We had no idea what was happening outside and no idea where they were in the Capitol. What we did know was that they were at the door of the chamber and had smashed the glass of the doors. I believe it was the grace of God that they didn’t breach those doors. They were really hellbent on violence, and I think we would have seen a lot more bloodshed that day. They feel very emboldened because they did reach the Capitol, which has not happened since the War of 1812. 

Then we were in a secure location. There were so many of us and a number of people have tested positive. Some of the Republican members weren’t wearing masks. It was a chilling, harrowing experience. I wasn’t afraid, but I knew it was dangerous. We were in real danger. 

Again, you know your adrenaline is really pumping and you’re trying to move. I thought about my family. I was in the House office building on 9/11 when they evacuated us, and it was hours before I was able to reach my family or they were able to reach me. They didn’t know where I was, and I didn’t know where they were. This situation — it was the same. Those of us who were inside, even as harrowing as it was, weren’t looking at what was happening outside. And those watching what was happening from outside were frightened. It is tough to watch. 

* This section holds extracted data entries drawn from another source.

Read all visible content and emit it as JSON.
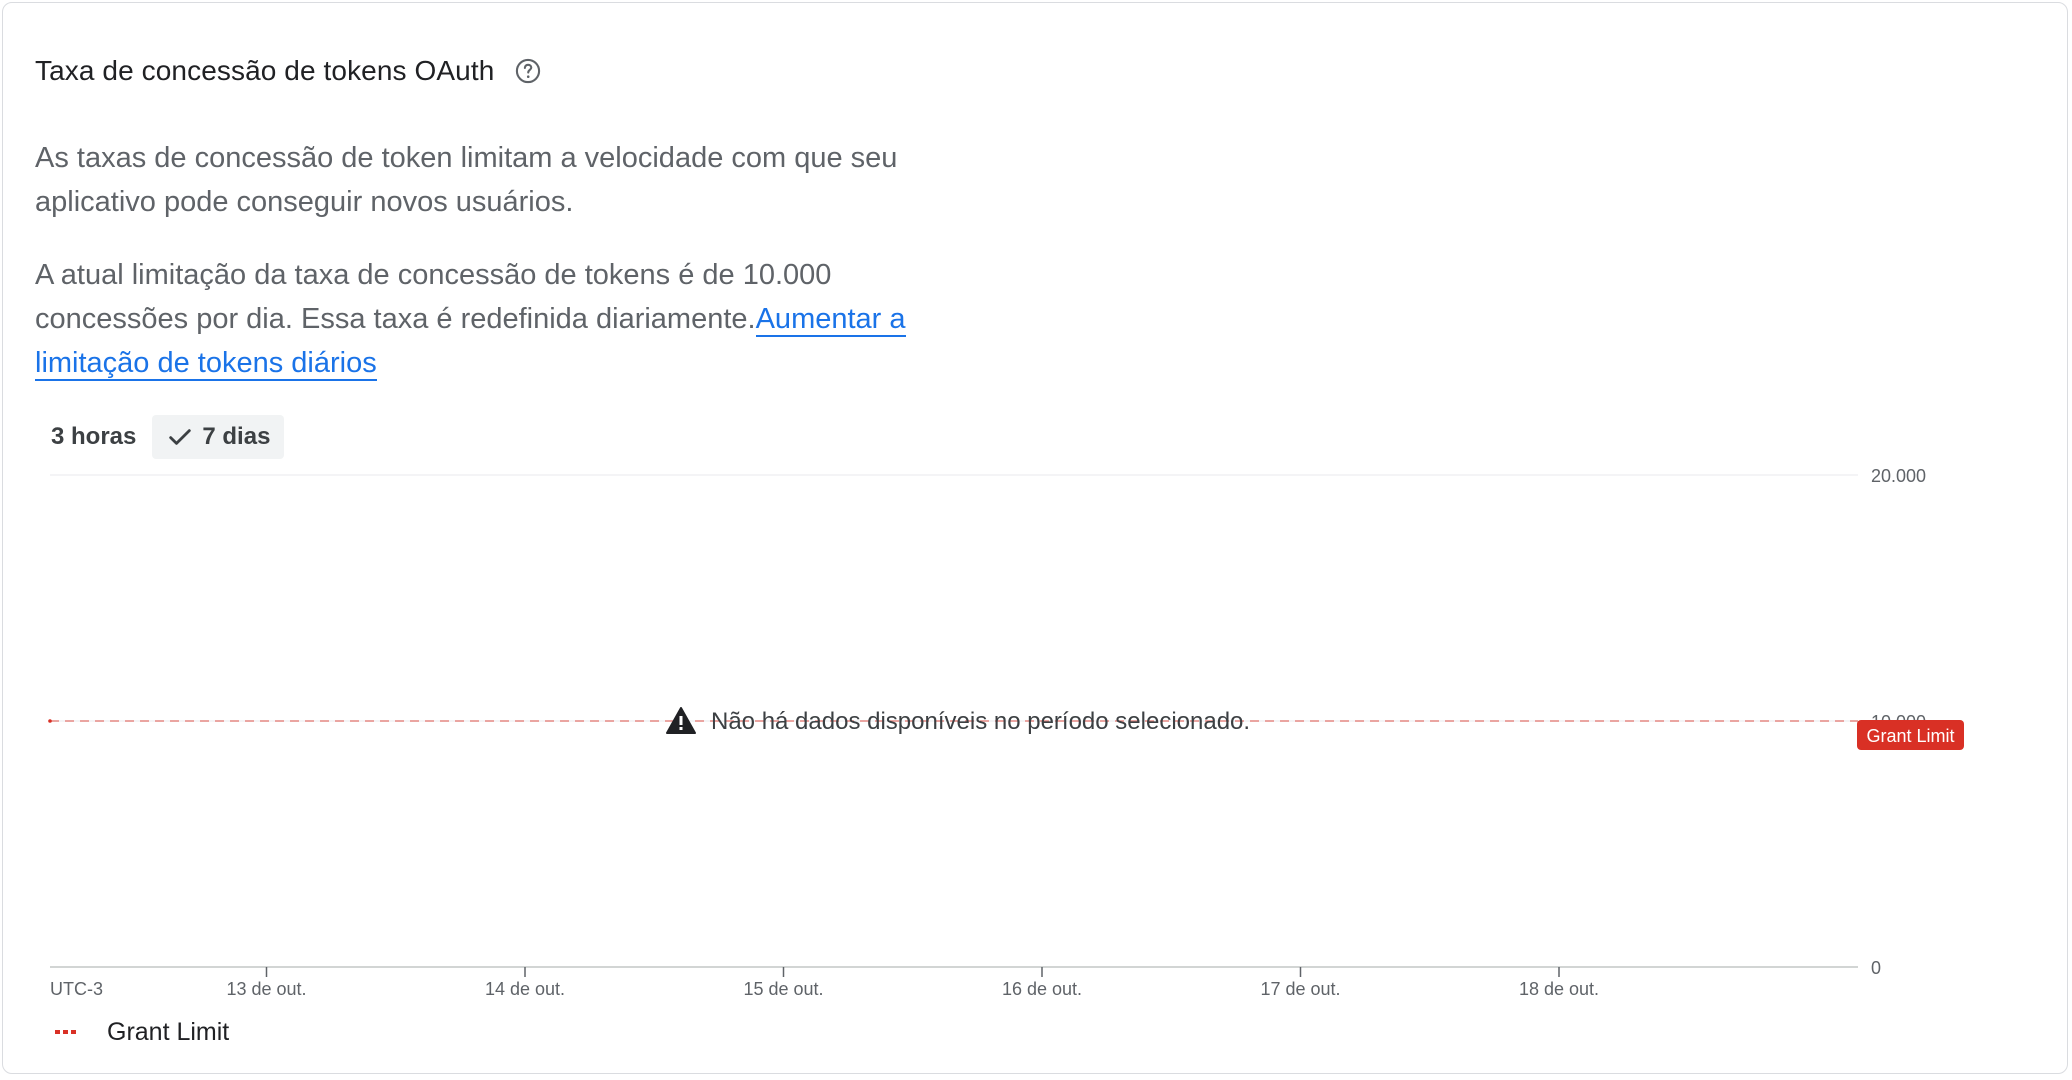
{
  "card": {
    "title": "Taxa de concessão de tokens OAuth",
    "help_icon": "help-circle-icon",
    "description_1": "As taxas de concessão de token limitam a velocidade com que seu aplicativo pode conseguir novos usuários.",
    "description_2_prefix": "A atual limitação da taxa de concessão de tokens é de 10.000 concessões por dia. Essa taxa é redefinida diariamente.",
    "increase_link": "Aumentar a limitação de tokens diários"
  },
  "range_toggle": {
    "options": [
      {
        "label": "3 horas",
        "selected": false
      },
      {
        "label": "7 dias",
        "selected": true,
        "icon": "check-icon"
      }
    ]
  },
  "chart_data": {
    "type": "line",
    "timezone_label": "UTC-3",
    "x_tick_labels": [
      "13 de out.",
      "14 de out.",
      "15 de out.",
      "16 de out.",
      "17 de out.",
      "18 de out."
    ],
    "y_tick_labels": [
      "20.000",
      "10.000",
      "0"
    ],
    "y_ticks": [
      20000,
      10000,
      0
    ],
    "ylim": [
      0,
      20000
    ],
    "series": [
      {
        "name": "Grant Limit",
        "style": "dashed",
        "color": "#d93025",
        "values": [
          10000,
          10000,
          10000,
          10000,
          10000,
          10000,
          10000
        ]
      }
    ],
    "threshold_badge": "Grant Limit",
    "no_data_message": "Não há dados disponíveis no período selecionado.",
    "no_data_icon": "warning-icon",
    "legend": [
      {
        "label": "Grant Limit",
        "color": "#d93025",
        "style": "dashed"
      }
    ],
    "grid": true
  },
  "colors": {
    "link": "#1a73e8",
    "grant_limit": "#d93025",
    "badge_bg": "#d93025",
    "grid": "#e8eaed"
  }
}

You don’t think about it when you’re going through it. It was tough to watch the step-by-step of where they were. We were told by the Capitol Police, told by others, that we had the intelligence. The intelligence was there and there was a mob descending on Washington and their target was the Congress. One of my Republican colleagues said we had the intelligence, but we didn’t act on it. Why? Why did it take so long for the National Guard to get there? It was such a failure of security and such a lack of coordination of the agencies that were there. And it’s not just to protect members. I asked a couple of young women reporters who were there how they were doing, and they weren’t shy in saying that they’re hanging in there. There were workers, staff — like Harper who hid under a desk — and the people who work there, and yes, the Capitol Police. It’s sometimes harder to relive after the fact.